Die Finanzverwaltung vertritt im Ergebnis die Auffassung, dass im Falle eines Zuwendungsnießbrauchs oder der Zuwendung eines Wohnrechts für das Grundstück kein Nachweis des niedrigeren gemeinen Werts nach § 198 BewG erfolgen kann. Dieser Gedanke erscheint nur auf den ersten Blick nachvollziehbar. Denn auf diese Weise soll eine mathematische Mehrfachberücksichtigung vermieden werden. Da im Falle des Nachweises eines niedrigeren gemeinen Werts ein dinglich gesichertes Nutzungsrecht bereits bei der Wertermittlung durch einen Gutachter wertmindernd berücksichtigt wird, käme es bei der Berechnung der Begrenzung des Jahreswerts zu einer Doppelberücksichtigung. Zunächst würde der Grundbesitzwert um den Wert des Nutzungsrechts gemindert.

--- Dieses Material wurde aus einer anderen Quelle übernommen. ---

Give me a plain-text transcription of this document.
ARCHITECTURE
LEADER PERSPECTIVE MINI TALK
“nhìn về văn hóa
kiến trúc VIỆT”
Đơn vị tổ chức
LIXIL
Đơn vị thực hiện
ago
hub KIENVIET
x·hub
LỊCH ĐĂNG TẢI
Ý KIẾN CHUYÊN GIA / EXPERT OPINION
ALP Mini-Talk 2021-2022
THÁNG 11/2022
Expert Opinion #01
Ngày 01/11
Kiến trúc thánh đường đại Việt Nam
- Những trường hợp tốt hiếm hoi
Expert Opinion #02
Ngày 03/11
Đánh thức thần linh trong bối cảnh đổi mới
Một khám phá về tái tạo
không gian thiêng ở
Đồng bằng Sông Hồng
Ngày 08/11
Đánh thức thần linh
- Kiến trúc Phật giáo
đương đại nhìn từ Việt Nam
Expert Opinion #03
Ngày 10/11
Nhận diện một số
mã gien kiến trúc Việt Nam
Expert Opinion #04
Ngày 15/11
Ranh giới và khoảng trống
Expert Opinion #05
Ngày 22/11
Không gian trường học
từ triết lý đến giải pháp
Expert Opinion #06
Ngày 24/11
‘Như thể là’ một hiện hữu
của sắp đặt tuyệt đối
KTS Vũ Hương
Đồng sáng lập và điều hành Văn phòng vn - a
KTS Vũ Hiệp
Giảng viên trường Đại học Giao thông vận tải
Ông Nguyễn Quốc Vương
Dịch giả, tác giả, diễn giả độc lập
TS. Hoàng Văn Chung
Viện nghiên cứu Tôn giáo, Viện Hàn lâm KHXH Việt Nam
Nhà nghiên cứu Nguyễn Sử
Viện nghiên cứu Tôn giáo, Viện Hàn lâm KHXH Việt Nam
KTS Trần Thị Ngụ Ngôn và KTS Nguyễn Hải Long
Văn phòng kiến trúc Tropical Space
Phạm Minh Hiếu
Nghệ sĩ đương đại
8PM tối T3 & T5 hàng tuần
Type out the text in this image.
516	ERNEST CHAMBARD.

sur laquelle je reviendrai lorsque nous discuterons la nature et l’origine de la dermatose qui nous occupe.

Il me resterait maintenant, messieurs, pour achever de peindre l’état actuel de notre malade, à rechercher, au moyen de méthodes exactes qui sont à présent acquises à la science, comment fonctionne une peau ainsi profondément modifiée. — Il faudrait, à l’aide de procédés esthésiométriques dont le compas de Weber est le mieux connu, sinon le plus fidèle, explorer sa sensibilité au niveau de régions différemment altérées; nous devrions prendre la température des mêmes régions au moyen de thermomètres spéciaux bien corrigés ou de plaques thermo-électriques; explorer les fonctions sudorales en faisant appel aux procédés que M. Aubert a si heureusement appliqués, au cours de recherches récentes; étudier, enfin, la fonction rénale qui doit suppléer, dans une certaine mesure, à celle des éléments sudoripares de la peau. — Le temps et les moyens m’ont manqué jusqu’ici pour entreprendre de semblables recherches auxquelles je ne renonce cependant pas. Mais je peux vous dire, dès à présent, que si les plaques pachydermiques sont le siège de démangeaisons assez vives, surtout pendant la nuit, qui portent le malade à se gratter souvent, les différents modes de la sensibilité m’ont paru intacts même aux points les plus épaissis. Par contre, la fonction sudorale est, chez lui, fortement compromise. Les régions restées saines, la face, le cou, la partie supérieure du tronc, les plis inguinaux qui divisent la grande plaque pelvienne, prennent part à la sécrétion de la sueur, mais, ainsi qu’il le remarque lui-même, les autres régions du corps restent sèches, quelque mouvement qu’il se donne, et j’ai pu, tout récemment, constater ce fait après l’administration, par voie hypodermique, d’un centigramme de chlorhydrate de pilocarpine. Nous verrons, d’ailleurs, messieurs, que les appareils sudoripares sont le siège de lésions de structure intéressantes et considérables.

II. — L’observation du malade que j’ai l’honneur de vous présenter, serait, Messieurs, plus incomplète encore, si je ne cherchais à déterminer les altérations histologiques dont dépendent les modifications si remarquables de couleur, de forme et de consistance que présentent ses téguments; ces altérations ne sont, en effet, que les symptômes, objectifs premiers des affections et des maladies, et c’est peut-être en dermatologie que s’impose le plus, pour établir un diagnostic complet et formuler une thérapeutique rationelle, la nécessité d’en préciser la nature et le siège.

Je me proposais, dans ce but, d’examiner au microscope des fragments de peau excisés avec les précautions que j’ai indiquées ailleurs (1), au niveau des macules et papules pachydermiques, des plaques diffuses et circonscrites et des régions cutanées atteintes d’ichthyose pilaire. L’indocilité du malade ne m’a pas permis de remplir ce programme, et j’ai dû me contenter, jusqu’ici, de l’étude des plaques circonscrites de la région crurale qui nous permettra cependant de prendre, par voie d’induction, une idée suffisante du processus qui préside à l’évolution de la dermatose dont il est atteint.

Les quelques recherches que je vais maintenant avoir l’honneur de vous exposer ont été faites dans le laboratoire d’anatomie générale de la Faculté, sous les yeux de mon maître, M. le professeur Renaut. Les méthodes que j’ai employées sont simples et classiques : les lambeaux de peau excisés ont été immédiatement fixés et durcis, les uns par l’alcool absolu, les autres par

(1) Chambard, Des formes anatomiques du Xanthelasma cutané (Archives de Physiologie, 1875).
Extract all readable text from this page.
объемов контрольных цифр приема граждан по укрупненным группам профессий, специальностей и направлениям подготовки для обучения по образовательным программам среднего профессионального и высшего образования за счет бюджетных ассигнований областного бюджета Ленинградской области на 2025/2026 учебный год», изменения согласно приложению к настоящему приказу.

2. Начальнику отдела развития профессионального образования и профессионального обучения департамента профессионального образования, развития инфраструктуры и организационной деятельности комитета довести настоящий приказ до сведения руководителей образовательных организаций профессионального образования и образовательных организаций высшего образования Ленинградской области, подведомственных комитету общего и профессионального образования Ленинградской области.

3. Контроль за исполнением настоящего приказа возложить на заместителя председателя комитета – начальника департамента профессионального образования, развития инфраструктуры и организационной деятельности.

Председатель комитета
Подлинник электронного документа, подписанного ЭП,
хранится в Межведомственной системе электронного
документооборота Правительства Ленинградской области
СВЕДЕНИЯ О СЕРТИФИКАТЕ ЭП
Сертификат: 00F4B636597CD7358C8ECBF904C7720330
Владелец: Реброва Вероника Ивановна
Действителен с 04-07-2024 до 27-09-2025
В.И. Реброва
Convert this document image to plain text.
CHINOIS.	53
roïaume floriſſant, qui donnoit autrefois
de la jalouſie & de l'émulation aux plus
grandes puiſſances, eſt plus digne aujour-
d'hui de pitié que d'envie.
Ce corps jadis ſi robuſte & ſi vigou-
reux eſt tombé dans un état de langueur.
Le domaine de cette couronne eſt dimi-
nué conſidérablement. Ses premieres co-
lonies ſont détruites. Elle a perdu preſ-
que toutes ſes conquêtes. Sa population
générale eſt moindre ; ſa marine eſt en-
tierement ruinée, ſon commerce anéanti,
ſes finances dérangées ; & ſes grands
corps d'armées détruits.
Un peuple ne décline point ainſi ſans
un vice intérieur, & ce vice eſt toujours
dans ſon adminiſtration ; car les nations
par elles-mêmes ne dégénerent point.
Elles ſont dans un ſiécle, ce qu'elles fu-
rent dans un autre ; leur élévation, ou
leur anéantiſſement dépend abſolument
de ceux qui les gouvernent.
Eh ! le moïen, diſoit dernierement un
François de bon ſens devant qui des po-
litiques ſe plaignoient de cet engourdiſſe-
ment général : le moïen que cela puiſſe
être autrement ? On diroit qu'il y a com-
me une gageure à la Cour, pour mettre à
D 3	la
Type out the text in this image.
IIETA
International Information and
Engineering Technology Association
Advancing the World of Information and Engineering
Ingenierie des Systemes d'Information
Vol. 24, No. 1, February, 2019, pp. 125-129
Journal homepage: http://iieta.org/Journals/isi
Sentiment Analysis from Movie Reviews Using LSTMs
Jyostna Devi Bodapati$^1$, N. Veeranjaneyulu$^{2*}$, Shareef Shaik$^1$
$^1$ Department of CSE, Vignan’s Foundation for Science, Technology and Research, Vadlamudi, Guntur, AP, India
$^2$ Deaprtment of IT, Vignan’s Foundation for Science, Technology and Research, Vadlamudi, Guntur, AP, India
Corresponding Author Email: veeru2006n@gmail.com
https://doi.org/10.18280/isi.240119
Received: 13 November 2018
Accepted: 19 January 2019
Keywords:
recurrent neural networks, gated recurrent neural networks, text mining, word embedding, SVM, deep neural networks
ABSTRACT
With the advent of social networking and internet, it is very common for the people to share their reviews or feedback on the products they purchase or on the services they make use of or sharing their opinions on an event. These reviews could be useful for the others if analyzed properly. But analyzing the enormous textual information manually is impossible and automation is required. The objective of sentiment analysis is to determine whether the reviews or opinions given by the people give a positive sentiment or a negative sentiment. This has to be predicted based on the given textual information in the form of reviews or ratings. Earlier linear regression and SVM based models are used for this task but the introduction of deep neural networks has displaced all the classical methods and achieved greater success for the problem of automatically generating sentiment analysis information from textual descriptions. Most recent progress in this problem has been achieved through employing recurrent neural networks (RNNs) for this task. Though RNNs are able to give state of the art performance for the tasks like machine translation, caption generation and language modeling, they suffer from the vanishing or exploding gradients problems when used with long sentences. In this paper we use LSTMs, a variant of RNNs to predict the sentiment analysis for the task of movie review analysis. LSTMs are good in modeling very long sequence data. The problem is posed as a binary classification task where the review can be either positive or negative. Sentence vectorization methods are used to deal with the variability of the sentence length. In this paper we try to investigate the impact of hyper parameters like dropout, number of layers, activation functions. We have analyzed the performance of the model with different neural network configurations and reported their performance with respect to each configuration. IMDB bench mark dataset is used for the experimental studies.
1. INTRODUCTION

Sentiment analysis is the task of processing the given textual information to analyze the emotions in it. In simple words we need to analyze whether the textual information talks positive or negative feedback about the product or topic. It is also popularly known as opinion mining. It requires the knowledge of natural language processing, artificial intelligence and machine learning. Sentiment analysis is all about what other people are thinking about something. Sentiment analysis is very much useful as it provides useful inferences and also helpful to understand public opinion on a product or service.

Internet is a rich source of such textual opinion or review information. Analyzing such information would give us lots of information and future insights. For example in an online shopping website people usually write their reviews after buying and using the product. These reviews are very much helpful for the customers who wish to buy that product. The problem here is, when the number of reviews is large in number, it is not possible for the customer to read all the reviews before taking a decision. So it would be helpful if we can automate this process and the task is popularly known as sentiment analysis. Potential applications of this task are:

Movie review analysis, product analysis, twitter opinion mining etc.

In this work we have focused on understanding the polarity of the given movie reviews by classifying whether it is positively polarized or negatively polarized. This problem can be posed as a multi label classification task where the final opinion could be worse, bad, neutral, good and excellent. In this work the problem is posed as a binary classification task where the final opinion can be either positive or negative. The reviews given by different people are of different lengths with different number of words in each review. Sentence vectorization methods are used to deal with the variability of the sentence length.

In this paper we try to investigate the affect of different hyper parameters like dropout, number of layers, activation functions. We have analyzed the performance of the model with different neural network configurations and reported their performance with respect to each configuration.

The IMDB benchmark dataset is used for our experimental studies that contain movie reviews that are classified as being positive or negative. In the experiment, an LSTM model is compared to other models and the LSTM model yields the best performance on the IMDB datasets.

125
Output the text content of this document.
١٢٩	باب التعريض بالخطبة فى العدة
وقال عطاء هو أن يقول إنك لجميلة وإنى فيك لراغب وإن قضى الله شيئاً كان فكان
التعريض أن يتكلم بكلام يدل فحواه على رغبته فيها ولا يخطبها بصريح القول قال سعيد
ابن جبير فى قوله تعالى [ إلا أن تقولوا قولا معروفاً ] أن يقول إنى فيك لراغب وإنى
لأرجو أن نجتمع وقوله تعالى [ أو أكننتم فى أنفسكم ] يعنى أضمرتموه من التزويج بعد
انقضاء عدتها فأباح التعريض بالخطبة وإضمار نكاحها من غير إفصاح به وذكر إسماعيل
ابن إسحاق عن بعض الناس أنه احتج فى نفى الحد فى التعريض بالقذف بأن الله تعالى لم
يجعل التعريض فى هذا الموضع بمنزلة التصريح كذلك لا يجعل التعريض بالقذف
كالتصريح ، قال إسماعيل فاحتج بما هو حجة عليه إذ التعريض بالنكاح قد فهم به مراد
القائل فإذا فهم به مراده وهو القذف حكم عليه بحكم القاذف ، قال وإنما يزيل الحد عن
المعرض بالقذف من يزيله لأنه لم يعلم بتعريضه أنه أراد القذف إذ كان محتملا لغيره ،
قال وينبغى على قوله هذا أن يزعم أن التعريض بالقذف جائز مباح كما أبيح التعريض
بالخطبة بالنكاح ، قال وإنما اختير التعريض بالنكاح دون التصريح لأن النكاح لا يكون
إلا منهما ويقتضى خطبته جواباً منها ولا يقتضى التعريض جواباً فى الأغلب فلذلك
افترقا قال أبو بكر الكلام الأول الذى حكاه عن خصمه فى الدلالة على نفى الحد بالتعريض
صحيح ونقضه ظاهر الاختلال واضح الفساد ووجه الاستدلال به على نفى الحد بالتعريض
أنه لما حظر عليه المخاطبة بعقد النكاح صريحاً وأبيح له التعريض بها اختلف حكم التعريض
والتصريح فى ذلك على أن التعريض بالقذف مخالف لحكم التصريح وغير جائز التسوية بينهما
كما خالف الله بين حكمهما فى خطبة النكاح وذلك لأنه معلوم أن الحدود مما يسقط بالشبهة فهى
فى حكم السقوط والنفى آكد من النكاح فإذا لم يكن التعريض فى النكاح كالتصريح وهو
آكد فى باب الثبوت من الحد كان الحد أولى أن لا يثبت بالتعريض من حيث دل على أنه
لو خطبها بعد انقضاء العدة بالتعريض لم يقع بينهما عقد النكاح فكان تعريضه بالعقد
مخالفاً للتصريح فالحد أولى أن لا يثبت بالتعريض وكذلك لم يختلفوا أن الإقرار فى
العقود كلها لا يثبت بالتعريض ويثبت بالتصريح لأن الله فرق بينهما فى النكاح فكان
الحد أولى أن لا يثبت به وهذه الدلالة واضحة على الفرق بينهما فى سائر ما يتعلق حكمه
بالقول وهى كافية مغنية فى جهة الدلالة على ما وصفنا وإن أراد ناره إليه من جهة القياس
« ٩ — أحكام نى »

Zusätzlich würde der Jahreswert auf einen zu niedrigen Betrag begrenzt, wenn der bereits um den Wert des Nutzungsrechts geminderte Grundbesitzwert durch 18,6 geteilt werden würde.
Allerdings ist der Anlass für die Beauftragung eines Sachverständigengutachtens in der Praxis nicht in erster Linie die bloße Berücksichtigung eines dinglich gesicherten Nutzungsrechts, weil das Nutzungsrecht auch ohne Einschaltung eines Gutachters innerhalb der Veranlagung zur Erbschaft-/Schenkungsteuer abgezogen werden kann. Ein Sachverständigengutachten dürfte in der Praxis viel mehr in erster Linie beauftragt werden, wenn individuelle Besonderheiten der zu bewertenden Immobilie von den pauschalierenden Annahmen des Bewertungsgesetzes abweichen und diese zu einem niedrigeren gemeinen Wert führen. Dies wäre beispielsweise zur Berücksichtigung von Altlasten denkbar. Sofern sich ein Nutzungsrecht auf ein beispielsweise altlastenverseuchtes Grundstück bezieht, muss die Begrenzung des Jahreswerts – entgegen der Verwaltungsauffassung – den Nachweis des niedrigeren gemeinen Werts zulassen. Anderenfalls käme es zu einem überhöhten Ansatz des Nutzungsrechts.